Addendum, ONLY FOR LANGUAGE NERDS: Here are two more linguistic observations that I noted down about Arabic in Morocco. I have tried to write them in a manner that is somewhat interesting to the general public, but I feel that they warrant a warning nonetheless. 😀
Transliteration of Arabic is different here! The prevalence of French means that transliteration has also been affected. For example, in Jordan and many other Arabic-speaking nations, the name هاشم would be written as “Hashem”, abiding to English rules. However, in Morocco, the same name is written as “Hachem”. The effect of French on Arabic transliteration is also seen with the letter ع (ain). While it is generally expressed as “3a” in transliteration, I have seen many road signs that write the letter as “aâ”. Thus, the word “3adi”, meaning “normal”, could be written as “aâdi”.

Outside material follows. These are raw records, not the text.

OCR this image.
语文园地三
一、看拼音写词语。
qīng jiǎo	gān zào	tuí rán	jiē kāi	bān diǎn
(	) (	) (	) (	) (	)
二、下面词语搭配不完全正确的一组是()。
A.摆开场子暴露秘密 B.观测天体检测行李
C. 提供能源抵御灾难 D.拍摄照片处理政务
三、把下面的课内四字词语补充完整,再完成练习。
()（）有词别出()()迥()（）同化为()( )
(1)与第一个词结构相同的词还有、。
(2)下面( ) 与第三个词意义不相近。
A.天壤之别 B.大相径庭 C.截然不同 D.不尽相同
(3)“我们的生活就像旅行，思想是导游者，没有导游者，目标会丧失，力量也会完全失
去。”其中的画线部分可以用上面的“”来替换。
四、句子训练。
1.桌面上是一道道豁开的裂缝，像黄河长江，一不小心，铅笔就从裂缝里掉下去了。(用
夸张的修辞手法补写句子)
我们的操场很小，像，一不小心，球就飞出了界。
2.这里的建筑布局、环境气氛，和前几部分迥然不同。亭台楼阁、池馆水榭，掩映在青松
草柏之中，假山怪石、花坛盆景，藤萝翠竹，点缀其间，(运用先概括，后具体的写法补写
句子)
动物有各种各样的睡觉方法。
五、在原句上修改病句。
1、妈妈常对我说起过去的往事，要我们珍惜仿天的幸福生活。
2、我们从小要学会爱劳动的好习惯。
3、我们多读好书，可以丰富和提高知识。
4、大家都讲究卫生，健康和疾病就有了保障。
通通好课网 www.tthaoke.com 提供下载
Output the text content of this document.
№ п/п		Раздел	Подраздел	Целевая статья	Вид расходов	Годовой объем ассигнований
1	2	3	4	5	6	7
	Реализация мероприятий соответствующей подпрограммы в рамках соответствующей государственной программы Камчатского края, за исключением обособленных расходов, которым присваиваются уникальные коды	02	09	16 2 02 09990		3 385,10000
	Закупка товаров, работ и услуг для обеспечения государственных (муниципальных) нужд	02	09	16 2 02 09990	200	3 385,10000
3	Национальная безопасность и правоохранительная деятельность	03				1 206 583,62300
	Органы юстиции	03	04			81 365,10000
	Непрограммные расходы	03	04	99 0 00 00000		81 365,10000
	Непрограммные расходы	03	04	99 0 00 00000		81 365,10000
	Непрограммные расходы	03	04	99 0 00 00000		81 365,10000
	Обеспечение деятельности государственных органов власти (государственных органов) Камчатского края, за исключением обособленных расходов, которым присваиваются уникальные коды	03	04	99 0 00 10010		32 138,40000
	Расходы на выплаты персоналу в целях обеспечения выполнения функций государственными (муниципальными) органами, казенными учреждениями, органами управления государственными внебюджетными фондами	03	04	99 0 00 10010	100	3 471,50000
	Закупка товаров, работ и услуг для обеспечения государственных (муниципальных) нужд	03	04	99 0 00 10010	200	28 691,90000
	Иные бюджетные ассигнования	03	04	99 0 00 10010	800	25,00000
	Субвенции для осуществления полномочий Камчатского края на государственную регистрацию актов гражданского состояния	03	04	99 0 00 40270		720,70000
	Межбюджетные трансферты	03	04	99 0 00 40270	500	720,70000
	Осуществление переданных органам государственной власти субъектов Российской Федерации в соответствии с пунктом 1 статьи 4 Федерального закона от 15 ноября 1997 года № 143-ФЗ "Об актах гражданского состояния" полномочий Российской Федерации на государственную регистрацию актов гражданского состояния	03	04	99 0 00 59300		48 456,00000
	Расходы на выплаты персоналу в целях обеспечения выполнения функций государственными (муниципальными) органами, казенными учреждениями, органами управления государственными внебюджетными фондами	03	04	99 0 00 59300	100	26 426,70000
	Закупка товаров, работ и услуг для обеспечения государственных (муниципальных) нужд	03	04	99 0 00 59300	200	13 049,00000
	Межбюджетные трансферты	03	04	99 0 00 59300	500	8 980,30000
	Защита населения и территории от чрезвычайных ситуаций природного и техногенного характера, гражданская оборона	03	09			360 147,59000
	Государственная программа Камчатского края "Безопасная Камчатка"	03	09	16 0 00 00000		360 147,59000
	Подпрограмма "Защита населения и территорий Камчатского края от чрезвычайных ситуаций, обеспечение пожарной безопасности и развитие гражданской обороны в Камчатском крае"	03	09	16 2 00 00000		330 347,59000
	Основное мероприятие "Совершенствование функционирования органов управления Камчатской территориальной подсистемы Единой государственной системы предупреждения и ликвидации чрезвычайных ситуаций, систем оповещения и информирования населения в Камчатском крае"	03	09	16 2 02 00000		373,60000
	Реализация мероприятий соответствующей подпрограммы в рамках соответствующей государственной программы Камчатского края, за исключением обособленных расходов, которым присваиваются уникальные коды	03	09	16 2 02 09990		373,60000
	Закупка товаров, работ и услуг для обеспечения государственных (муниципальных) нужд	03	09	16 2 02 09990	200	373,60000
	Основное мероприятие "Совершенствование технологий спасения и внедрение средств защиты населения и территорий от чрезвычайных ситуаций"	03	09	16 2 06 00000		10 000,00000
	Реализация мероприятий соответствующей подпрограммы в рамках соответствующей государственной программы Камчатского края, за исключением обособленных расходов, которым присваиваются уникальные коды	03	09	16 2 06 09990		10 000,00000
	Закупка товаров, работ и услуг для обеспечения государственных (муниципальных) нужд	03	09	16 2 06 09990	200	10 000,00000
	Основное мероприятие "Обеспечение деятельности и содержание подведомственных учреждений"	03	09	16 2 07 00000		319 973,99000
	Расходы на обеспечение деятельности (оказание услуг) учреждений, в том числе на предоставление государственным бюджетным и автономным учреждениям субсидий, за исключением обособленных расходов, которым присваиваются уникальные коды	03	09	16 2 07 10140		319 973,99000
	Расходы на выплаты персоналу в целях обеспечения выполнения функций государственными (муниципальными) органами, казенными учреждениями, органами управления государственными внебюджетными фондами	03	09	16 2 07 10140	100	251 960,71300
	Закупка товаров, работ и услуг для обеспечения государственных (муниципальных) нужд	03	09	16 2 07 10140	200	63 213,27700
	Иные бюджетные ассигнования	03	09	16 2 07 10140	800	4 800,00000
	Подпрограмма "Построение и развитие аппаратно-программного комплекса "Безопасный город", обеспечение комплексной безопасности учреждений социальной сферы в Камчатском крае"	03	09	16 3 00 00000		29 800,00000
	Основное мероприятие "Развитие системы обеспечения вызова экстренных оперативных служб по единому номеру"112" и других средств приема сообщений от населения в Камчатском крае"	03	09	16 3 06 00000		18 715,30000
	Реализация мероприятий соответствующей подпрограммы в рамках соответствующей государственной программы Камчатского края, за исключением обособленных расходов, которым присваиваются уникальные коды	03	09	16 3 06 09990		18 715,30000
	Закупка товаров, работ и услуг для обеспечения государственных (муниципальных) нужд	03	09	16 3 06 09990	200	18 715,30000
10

The letter “g” is written differently when in Arabic! This sounds petty, but I actually find it quite interesting. For the aspiring linguist, road signs are literature. Driving through the city, I always have my eyes peeled for signs on shops and streets, and I have noticed some interesting differences in the script. The Arabic script lacks the letter “g”. Thus, when expressing the “g” sound, often in loanwords, different regions stylize the letter in different ways. For example, in Jordan (and in the other parts of the Levant), “g” is often written with the letter “ق”, which actually makes a “q” sound. This is because in Jordan, males pronounce this letter as a “g”. (I could write an entire blogpost about the pronunciation of “ق”, but I’ll leave it at that for now.) In the Masri dialect of Egypt, the letter “ج”, which produces a “j” sound in most registers of the Arabic language, is used as a “g” instead. I have noticed something different in Morocco. Instead of using a pre-existing letter to produce the “g” sound, they have their own letter for it. It is written as the letter “ك” (kaaf) with three dots on it, similar to the “gaaf” in other languages with the Perso-Arabic script, such as Persian and Urdu.